Only the next day did somebody write about what happened. Essentially a database running out of storage space. How that became a single point of failure, to at least plenty of customers: no clue. Sounds like bad architecture to me though. But what personally rubbed me the wrong way most of all, was the insistence on their "dashboard" having indicated anything wrong with their database deployment, as it allegedly had misrepresented the used/allocated storage. I don't who this upstream service provider of Webflow is, but I know plenty about server maintenance.

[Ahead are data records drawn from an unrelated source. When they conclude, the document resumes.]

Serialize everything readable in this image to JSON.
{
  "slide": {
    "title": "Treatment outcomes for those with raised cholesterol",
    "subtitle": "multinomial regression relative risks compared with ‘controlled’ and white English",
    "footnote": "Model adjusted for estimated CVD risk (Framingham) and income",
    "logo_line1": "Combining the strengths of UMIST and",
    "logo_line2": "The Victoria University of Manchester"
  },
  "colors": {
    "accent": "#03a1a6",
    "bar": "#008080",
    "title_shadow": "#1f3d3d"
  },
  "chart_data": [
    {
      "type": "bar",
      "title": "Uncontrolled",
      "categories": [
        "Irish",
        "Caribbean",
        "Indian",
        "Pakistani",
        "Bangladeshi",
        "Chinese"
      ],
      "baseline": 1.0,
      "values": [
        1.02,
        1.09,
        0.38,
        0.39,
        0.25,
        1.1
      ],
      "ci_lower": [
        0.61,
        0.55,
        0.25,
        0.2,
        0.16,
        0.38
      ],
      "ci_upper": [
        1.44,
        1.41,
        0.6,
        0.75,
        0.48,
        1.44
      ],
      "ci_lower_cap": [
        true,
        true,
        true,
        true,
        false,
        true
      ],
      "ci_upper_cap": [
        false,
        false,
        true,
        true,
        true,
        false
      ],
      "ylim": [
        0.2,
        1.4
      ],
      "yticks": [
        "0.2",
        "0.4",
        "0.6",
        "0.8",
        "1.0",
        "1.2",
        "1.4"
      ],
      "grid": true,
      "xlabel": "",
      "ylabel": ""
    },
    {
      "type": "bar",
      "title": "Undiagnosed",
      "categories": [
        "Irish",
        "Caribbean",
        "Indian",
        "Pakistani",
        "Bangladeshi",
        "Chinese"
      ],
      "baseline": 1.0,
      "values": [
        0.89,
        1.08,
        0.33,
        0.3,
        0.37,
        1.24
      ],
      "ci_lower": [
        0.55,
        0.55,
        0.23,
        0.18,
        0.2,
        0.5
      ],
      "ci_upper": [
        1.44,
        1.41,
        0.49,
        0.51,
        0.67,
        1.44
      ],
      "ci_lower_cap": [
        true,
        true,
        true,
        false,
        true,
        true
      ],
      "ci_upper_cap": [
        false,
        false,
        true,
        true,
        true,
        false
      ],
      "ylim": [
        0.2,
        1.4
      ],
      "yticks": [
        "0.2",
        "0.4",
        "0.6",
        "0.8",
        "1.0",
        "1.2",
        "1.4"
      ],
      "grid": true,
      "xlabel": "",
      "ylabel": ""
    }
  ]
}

Either that upstream provider didn't provide a crucial metric (on-disk storage use) on their "dashboard", or Webflow was throwing this provider under the bus for what may have been their own ignorant/incompetent database server management. I guess it all depends to which extend this database was a managed service or something Webflow had more direct control over. Either way, with any clue about the provider or service missing from their post-mortem, customers can only guess as to who was to blame for the outage.

I have a feeling that we probably aren't the only customer they lost over this. Which in our case would probably not have happened, if they had communicated things in a different way. For context: I personally would never need nor recommend something like Webflow, but I do understand why it might be the right fit for people in a different position. That is, as long as it doesn't break down like it did. I still can't quite wrap my head around that apparent single point of failure for a company the size of Webflow though.